No fewer than 56 people were killed while hundreds of others sustained injuries in a power struggle that broke out between the Sudanese military and a notorious paramilitary force, RSF, in Khartoum, the capital.
Residents in the capital were forced to run for cover as competing forces fought for control of the presidential palace, state TV, army headquarters and other strategic government assets.
In a bid to reassert control over the country, the Sudanese military launched air strikes on a paramilitary force’s base in the early hours of Saturday.
Eyewitness accounts reported heavy sound of artillery firing across Khartoum, Omdurman and nearby Bahri, and there was also gunfire heard in the Red Sea city of Port Sudan.
According to the Sudanese Doctors’ Union, about 56 civilians had been killed and 595 people, including combatants, had been wounded since the fighting started on Saturday.
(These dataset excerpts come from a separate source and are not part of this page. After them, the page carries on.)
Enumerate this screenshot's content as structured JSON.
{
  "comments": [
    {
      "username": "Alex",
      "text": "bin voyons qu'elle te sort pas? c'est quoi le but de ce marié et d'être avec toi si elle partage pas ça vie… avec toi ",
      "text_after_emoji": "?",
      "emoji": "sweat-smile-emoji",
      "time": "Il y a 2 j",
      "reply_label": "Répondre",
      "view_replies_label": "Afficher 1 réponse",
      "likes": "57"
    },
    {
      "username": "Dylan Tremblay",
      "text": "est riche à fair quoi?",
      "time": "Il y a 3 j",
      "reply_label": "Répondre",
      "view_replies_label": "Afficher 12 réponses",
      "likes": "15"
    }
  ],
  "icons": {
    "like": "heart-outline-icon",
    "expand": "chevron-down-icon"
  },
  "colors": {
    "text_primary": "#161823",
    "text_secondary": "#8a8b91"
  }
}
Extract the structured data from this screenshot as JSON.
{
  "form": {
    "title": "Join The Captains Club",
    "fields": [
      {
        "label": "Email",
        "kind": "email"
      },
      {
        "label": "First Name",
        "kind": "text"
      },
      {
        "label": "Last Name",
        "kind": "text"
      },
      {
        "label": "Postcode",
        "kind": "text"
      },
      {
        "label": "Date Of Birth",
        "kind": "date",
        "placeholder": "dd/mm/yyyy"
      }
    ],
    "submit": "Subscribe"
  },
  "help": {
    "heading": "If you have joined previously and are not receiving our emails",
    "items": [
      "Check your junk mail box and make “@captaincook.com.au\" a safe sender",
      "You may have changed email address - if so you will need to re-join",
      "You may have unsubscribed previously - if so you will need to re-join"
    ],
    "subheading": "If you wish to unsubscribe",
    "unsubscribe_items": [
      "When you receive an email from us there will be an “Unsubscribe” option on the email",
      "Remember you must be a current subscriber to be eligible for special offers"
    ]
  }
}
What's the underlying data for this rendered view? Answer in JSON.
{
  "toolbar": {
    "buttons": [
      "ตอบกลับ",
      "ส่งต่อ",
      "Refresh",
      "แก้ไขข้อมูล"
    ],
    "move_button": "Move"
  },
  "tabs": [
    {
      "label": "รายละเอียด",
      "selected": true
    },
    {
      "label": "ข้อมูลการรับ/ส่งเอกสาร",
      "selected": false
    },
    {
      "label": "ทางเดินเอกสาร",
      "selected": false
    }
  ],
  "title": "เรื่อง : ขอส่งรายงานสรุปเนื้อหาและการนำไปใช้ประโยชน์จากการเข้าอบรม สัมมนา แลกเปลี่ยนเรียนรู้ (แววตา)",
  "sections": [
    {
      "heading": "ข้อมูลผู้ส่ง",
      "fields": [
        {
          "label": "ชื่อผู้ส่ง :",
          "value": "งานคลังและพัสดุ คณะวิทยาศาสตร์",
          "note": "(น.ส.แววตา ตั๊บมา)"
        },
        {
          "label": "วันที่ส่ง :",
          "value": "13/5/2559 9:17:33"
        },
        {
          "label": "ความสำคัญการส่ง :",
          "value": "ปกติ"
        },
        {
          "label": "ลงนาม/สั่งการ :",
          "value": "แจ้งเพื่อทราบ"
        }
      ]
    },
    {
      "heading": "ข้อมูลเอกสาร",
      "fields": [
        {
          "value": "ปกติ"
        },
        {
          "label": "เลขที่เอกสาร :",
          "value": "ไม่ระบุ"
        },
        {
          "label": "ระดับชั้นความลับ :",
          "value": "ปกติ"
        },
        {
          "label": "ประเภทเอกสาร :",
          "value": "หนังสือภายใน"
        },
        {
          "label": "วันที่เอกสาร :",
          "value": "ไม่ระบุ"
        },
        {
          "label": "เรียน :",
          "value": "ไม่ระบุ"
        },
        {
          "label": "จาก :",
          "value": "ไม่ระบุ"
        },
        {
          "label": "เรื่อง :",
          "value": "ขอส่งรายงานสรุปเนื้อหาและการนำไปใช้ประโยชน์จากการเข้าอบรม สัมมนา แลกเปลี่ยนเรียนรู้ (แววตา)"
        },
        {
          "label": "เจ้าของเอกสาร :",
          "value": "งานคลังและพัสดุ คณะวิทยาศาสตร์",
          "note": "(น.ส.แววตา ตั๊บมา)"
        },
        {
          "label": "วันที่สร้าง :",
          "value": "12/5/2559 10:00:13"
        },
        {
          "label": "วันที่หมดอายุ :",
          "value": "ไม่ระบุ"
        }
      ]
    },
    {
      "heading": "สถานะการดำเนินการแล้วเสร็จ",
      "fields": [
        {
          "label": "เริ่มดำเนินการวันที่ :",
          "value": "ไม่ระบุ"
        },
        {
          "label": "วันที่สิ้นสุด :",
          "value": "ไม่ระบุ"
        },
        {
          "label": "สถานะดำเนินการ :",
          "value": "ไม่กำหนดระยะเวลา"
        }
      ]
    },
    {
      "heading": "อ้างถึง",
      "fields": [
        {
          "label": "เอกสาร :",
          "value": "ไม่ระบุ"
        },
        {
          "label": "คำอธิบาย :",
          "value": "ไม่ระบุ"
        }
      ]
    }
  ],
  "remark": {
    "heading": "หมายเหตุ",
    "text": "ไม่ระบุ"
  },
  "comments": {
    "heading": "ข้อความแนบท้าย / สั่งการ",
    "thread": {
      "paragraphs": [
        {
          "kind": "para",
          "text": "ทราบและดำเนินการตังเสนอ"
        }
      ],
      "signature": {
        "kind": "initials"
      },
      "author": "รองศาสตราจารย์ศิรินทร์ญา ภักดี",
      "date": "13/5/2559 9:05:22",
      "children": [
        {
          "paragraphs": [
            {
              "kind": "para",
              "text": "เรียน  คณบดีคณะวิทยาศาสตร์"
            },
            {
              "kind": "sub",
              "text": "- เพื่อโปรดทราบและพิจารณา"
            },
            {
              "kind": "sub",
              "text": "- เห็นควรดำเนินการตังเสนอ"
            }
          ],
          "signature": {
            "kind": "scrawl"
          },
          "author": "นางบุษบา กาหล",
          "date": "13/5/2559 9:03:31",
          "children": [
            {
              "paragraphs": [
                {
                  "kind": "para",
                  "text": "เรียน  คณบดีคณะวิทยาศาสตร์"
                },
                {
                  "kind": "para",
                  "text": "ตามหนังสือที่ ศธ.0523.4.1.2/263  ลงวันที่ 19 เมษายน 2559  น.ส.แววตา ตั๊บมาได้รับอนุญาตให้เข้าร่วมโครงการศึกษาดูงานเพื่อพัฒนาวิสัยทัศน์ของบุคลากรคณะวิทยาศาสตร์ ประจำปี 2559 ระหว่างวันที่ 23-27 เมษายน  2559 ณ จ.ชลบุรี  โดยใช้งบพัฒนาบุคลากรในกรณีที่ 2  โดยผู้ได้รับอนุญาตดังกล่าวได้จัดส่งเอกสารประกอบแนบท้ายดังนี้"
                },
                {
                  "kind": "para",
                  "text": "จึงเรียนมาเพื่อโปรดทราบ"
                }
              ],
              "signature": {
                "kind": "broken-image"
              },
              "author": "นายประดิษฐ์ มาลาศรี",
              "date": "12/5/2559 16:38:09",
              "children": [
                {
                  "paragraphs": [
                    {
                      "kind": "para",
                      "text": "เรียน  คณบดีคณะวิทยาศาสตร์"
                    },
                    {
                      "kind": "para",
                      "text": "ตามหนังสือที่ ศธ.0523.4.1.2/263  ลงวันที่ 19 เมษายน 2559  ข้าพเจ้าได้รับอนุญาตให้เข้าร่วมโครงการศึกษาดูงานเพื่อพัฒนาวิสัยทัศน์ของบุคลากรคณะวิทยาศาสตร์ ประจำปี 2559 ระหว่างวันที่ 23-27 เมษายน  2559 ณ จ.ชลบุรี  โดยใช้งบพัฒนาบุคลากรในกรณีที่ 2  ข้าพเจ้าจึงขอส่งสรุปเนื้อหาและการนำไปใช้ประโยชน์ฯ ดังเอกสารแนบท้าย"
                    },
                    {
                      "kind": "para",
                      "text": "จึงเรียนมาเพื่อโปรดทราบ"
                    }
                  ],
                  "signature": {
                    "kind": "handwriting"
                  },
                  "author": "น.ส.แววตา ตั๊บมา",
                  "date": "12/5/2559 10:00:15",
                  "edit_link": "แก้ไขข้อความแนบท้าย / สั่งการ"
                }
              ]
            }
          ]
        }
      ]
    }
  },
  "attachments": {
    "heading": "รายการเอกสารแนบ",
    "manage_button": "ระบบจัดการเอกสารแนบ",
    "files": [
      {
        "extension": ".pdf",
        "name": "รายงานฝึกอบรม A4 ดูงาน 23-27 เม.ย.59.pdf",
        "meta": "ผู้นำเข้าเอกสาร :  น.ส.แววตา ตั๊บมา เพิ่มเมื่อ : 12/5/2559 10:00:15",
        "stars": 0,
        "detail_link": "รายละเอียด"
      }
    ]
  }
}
Three World Food Programme (WFP) employees, a UN agency that provides food assistance to vulnerable individuals and communities, were also killed.
It is unknown who fired the first shot on Saturday morning, but there are concerns that this will exacerbate an already volatile situation.
Diplomats have appealed to both sides to put down their weapons.
Meanwhile the UN, US, Saudi Arabia, UAE and others have called for calm while urging all parties involved in the clashes to return to the framework agreement on Sudan’s transition to democracy.
United States Secretary of State Antony Blinken noted that he has consulted with the foreign ministers of Saudi Arabia and the United Arab Emirates about the fighting in Sudan.
“We agreed it was essential for the parties to immediately end hostilities without pre-condition,” he said in a statement.